Tuesday, November 30, 2010

Borwn* (for Brown*)

In the 1969 television special A Boy Named Charlie Brown, our hapless but eponymous hero finds himself a contestant in the annual national spelling bee. With the "Peanuts" gang wildly cheering him on, he makes it to the final round, where he promptly chokes on the relatively simple beagle, which he spells B-E-A-G-E-L. (The bee, by the way, began with the word supersede, a notorious toughie.) Cartoonist Charles Schulz was considered a contemporary philosopher by many of his fans and here he shows a rather profound understanding of the almost mystical ironies that seem to imbue spelling bees. I'm not sure what it is, exactly, but it's as if there's a guiding hand behind so many of these spectacular fin-de-bee flameouts.
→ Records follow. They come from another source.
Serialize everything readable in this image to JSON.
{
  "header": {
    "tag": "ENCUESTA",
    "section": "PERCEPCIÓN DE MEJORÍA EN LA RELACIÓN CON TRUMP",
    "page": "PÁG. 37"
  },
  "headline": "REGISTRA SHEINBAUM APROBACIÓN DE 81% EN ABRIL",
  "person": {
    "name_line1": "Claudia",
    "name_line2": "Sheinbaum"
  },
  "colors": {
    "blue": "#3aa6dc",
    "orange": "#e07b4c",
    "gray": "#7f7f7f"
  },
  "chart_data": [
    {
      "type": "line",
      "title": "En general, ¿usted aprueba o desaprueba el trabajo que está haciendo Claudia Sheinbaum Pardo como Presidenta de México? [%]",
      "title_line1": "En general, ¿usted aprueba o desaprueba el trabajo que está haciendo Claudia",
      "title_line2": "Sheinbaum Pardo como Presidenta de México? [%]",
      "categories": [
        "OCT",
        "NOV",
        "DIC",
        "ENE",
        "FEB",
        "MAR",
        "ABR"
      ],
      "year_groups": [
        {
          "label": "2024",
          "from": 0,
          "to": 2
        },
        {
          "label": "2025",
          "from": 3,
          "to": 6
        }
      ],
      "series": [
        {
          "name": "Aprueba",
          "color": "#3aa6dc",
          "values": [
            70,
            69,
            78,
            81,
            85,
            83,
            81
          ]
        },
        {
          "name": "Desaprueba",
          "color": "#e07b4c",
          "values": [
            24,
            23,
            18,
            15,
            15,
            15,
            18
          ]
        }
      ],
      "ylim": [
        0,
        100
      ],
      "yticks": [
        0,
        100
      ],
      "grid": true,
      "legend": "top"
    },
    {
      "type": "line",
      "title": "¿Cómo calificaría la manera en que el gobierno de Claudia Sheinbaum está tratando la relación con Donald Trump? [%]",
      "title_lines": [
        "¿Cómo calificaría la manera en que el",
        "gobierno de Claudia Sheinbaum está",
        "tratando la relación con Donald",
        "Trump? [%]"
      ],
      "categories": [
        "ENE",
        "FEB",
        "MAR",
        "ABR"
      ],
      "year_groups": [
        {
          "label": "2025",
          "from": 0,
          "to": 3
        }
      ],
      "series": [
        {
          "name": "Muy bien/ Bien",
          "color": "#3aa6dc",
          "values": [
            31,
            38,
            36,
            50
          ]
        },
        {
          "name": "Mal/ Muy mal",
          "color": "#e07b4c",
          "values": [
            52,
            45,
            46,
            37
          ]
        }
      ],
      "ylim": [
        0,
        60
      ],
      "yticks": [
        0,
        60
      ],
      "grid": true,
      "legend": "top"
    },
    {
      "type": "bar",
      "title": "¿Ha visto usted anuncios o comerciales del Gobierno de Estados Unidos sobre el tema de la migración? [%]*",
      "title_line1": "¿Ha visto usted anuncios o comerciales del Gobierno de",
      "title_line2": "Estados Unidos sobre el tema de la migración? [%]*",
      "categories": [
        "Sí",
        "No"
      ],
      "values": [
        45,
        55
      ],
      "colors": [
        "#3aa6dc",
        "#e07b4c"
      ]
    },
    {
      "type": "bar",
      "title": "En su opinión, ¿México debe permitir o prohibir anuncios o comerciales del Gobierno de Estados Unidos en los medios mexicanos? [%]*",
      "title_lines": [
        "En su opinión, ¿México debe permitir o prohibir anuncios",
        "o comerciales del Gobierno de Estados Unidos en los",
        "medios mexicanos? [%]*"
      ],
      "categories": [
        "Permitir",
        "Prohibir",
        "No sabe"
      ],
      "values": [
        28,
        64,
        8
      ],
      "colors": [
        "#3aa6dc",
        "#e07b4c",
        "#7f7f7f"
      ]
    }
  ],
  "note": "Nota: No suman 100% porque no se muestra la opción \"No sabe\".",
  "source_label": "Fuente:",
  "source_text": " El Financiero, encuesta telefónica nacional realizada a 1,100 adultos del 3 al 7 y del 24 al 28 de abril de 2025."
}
For instance, there was the Indian kid who couldn't spell Darjeeling (even while hundreds of his dad's friends were chanting for him to win, and probably quaffing the stuff to boot). Then there was the Canadian girl with the German-speaking father who for some strange reason spelt weltschmerz with a V—although she managed to get the rest of it perfect. And then there was the the guy who misspelled the word misspell. (I've made my own blushing blunders as well and, believe me, it's not as funny as it sounds.) However, as Linus tells his good friend, who had taken to his bed with an acute case of, well, weltschmerz (i.e., mental depression or apathy caused by comparison of the actual state of the world with an ideal state): "But did you notice something, Charlie Brown? The world didn't come to an end." A recent question put to the listserv concerned the difference between typos and misspellings. I suppose there is somewhat less shame attaching to the former than the latter, but mistakes are mistakes. Who knows why they get made sometimes? And yet the world doesn't come to an end. In honor of Charlie Brown and his born-again faith in getting it right, our typo for today is Borwn* (for Brown*) and was found seven times in the OhioLINK database.

(Charles Schulz, 1956, Library of Congress, New York World-Telegram & Sun Collection, from Wikimedia Commons.)